Effects of the umuDC, mucAB, and samAB operons on the mutational specificity of chemical mutagenesis in Escherichia coli: II. Base substitution mutagenesis.

Mutational spectra induced by different classes of chemical mutagens including two ultraviolet-mimetic mutagens, an alkylating agent, intercalators, a crosslinking agent, and base analogs were characterized by means of a set of mutant lacZ genes in E. coli. These strains can be used to detect each of two types of transition and four types of transversion, simply by measuring the number of Lac+ revertant colonies. 4-Nitroquinoline 1-oxide induced G.C-->A.T, G.C-->C.G, or G.C-->T.A changes almost equally, whereas furylfuramide and mitomycin C induced only G.C-->A.T transitions and G.C-->T.A transversions, respectively.
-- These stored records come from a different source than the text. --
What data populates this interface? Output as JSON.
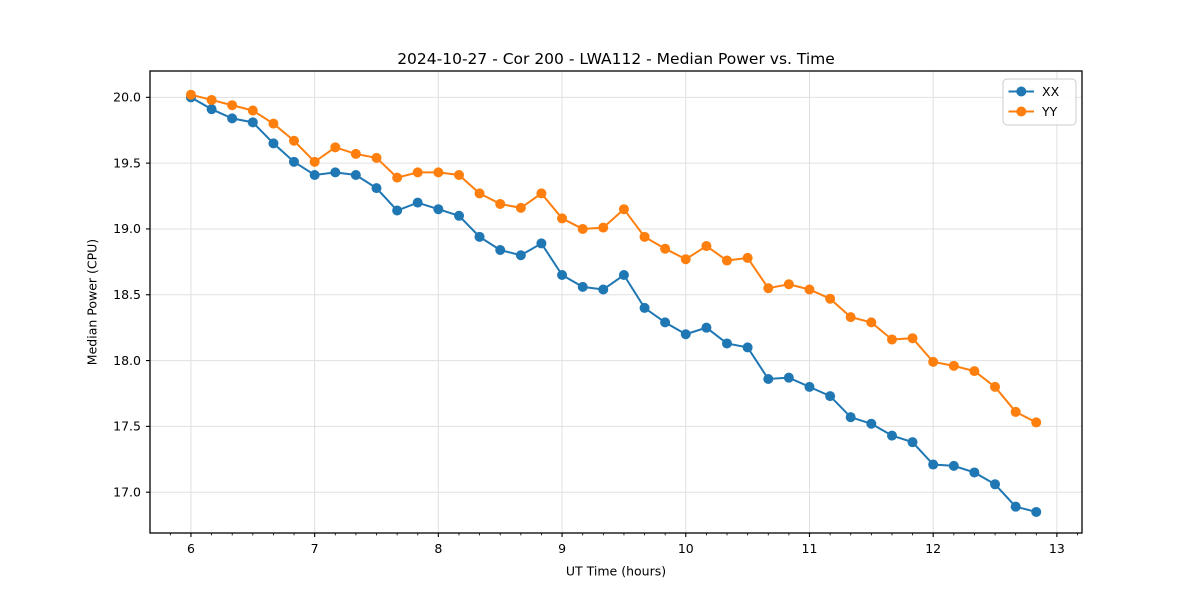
{
  "figure": {
    "title": "2024-10-27 - Cor 200 - LWA112 - Median Power vs. Time",
    "xlabel": "UT Time (hours)",
    "ylabel": "Median Power (CPU)"
  },
  "colors": {
    "series_xx": "#1f77b4",
    "series_yy": "#ff7f0e",
    "grid": "#e0e0e0",
    "spine": "#000000",
    "legend_border": "#cccccc",
    "background": "#ffffff"
  },
  "chart_data": {
    "type": "line",
    "title": "2024-10-27 - Cor 200 - LWA112 - Median Power vs. Time",
    "xlabel": "UT Time (hours)",
    "ylabel": "Median Power (CPU)",
    "xlim": [
      5.669,
      13.203
    ],
    "ylim": [
      16.69,
      20.2
    ],
    "xticks": [
      6,
      7,
      8,
      9,
      10,
      11,
      12,
      13
    ],
    "yticks": [
      17.0,
      17.5,
      18.0,
      18.5,
      19.0,
      19.5,
      20.0
    ],
    "x_minor_step": 0.16667,
    "grid": true,
    "legend_position": "upper right",
    "legend_entries": [
      "XX",
      "YY"
    ],
    "x": [
      6,
      6.167,
      6.333,
      6.5,
      6.667,
      6.833,
      7,
      7.167,
      7.333,
      7.5,
      7.667,
      7.833,
      8,
      8.167,
      8.333,
      8.5,
      8.667,
      8.833,
      9,
      9.167,
      9.333,
      9.5,
      9.667,
      9.833,
      10,
      10.167,
      10.333,
      10.5,
      10.667,
      10.833,
      11,
      11.167,
      11.333,
      11.5,
      11.667,
      11.833,
      12,
      12.167,
      12.333,
      12.5,
      12.667,
      12.833
    ],
    "series": [
      {
        "name": "XX",
        "color": "#1f77b4",
        "values": [
          20.0,
          19.91,
          19.84,
          19.81,
          19.65,
          19.51,
          19.41,
          19.43,
          19.41,
          19.31,
          19.14,
          19.2,
          19.15,
          19.1,
          18.94,
          18.84,
          18.8,
          18.89,
          18.65,
          18.56,
          18.54,
          18.65,
          18.4,
          18.29,
          18.2,
          18.25,
          18.13,
          18.1,
          17.86,
          17.87,
          17.8,
          17.73,
          17.57,
          17.52,
          17.43,
          17.38,
          17.21,
          17.2,
          17.15,
          17.06,
          16.89,
          16.85
        ]
      },
      {
        "name": "YY",
        "color": "#ff7f0e",
        "values": [
          20.02,
          19.98,
          19.94,
          19.9,
          19.8,
          19.67,
          19.51,
          19.62,
          19.57,
          19.54,
          19.39,
          19.43,
          19.43,
          19.41,
          19.27,
          19.19,
          19.16,
          19.27,
          19.08,
          19.0,
          19.01,
          19.15,
          18.94,
          18.85,
          18.77,
          18.87,
          18.76,
          18.78,
          18.55,
          18.58,
          18.54,
          18.47,
          18.33,
          18.29,
          18.16,
          18.17,
          17.99,
          17.96,
          17.92,
          17.8,
          17.61,
          17.53
        ]
      }
    ]
  }
}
No base substitutional mutations were detected by the treatment with 9-aminoacridine. A weak stimulation of G.C-->A.T transitions by ICR-191 was observed. Both the G.C-->A.T and A.T-->G.C transitions were induced by N-methyl-N'-nitro-N-nitrosoguanidine and N4-aminocytidine. 5-Azacytidine was a specific inducer of G.C-->C.G transversions. In addition, a comparative study of mutational specificity was performed in the strains bearing either the umuDC, mucAB, or the samAB operon on a multicopy plasmid. Regardless of the kind of mutagen, G.C-->T.A transversions were greatly potentiated by the introduction of plasmids in the order of pGW1700 (mucAB) > pSE117 (umuDC) > or = pYG8011 (samAB). Besides G.C-->T.A transversions, the introduction of pGW1700, but not pSE117 and pYG8011, enhanced the mutations of A.T-->C.G and A.T-->T.A transversions. The mucAB plasmid also enhanced the G.C-->A.T transitions and G.C-->C.G transversions induced by some mutagens.